Tra la telefonata con il nostro amministratore delegato umano, Alaric Davis, e il controllo dei conti del branco rispetto ai fogli di calcolo che mi aveva inviato, la lettura dei rapporti delle pattuglie della notte scorsa e il confronto con tutti i rapporti delle pattuglie dell'ultimo mese, il lavoro su un possibile accordo commerciale con un branco dall'altra parte del paese, e tutte le altre piccole cose di cui dovevo occuparmi, arrivai esausto alla fine della giornata.
Era già buio quando finalmente lasciai l'ufficio. I dieci minuti di guida dalla casa del branco a casa mia furono tranquilli.
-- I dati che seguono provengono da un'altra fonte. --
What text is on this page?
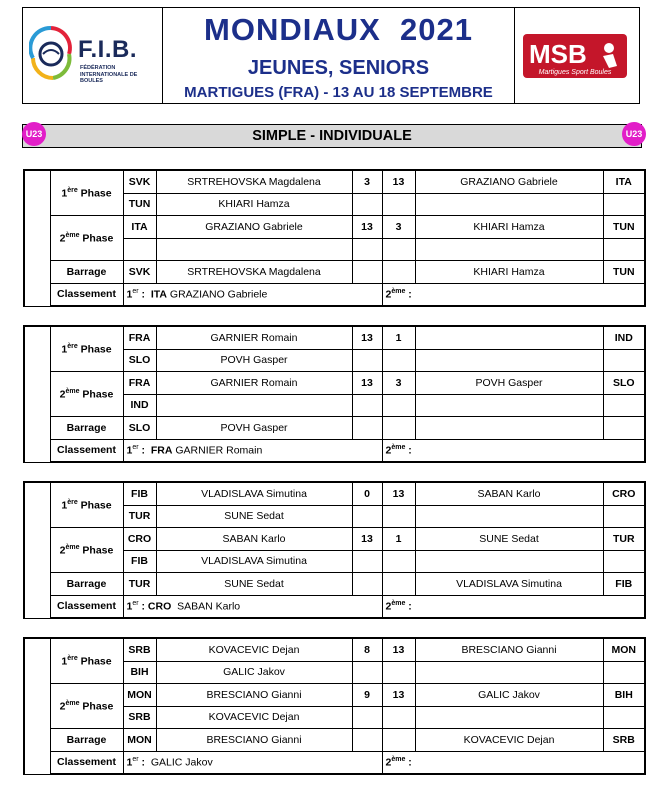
F.I.B.
FÉDÉRATION INTERNATIONALE DE BOULES
MONDIAUX  2021
JEUNES, SENIORS
MARTIGUES (FRA) - 13 AU 18 SEPTEMBRE
MSB
Martigues Sport Boules
SIMPLE - INDIVIDUALE
U23	U23
POULE	1ère Phase	SVK	SRTREHOVSKA Magdalena	3	13	GRAZIANO Gabriele	ITA
		TUN	KHIARI Hamza				
	2ème Phase	ITA	GRAZIANO Gabriele	13	3	KHIARI Hamza	TUN

	Barrage	SVK	SRTREHOVSKA Magdalena			KHIARI Hamza	TUN
	Classement	1er : ITA GRAZIANO Gabriele			2ème :		
	1ère Phase	FRA	GARNIER Romain	13	1		IND
		SLO	POVH Gasper				
	2ème Phase	FRA	GARNIER Romain	13	3	POVH Gasper	SLO
		IND					
	Barrage	SLO	POVH Gasper				
	Classement	1er : FRA GARNIER Romain			2ème :		
	1ère Phase	FIB	VLADISLAVA Simutina	0	13	SABAN Karlo	CRO
		TUR	SUNE Sedat				
	2ème Phase	CRO	SABAN Karlo	13	1	SUNE Sedat	TUR
		FIB	VLADISLAVA Simutina				
	Barrage	TUR	SUNE Sedat			VLADISLAVA Simutina	FIB
	Classement	1er : CRO SABAN Karlo			2ème :		
	1ère Phase	SRB	KOVACEVIC Dejan	8	13	BRESCIANO Gianni	MON
		BIH	GALIC Jakov				
	2ème Phase	MON	BRESCIANO Gianni	9	13	GALIC Jakov	BIH
		SRB	KOVACEVIC Dejan				
	Barrage	MON	BRESCIANO Gianni			KOVACEVIC Dejan	SRB
	Classement	1er : GALIC Jakov			2ème :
Desideravo un po’ di pace dopo la mia giornata impegnativa.
Una volta dentro casa, mi tolsi le scarpe e andai in cucina, togliendomi la giacca e sbottonando il colletto della camicia lungo il percorso. Presi una birra dal frigo, la aprii e uscii dalla porta sul retro della cucina verso il mio patio.
Mi sedetti su una delle sedie e guardai fuori. Il mio giardino era davanti a me; appena oltre c’era una foresta. Chiusi gli occhi e feci un respiro profondo, costringendomi ad ascoltare i suoni della notte.
Sospirai soddisfatto. Ecco. Quello era il paradiso in terra.
Ovviamente, non poteva lasciarmi in pace. Dopo quello che era successo quella mattina con Alison, mi sembrava strano che non avesse ancora detto nulla.
Lui era pronto ad andare avanti e la giovane lupa gli piaceva abbastanza da dirmi che il suggerimento degli anziani di prenderla come mia prescelta non era una cattiva idea.
Non ero stupido. Avevo notato lo sguardo di puro desiderio nei suoi occhi. Credevo semplicemente che l'avrei solo resa infelice. Dopo aver perso la mia compagna predestinata, non riuscivo a immaginarmi di amare di nuovo qualcuno, e Alison meritava di essere amata.
Non ero la persona giusta per lei, ne ero certo.
Aveva ragione, ovviamente. Mi conosceva meglio di quanto io conoscessi me stesso. Evitavo completamente le altre donne, ma con Alison era diverso. Anche lei aveva perso il suo compagno, quindi capiva il mio dolore e non si comportava mai come se fosse interessata a me per il mio titolo.
Non disse altro. Sapevo che non era contento di me, ma sapevo anche che non avrei cambiato idea.
L'ululato dei lupi mannari echeggiò in lontananza e chiusi gli occhi per ascoltarli. Desideravo davvero che potessero farmi smettere di pensare alla bellissima delta dai capelli castani e gli occhi blu, ma sapevo che non sarebbe successo.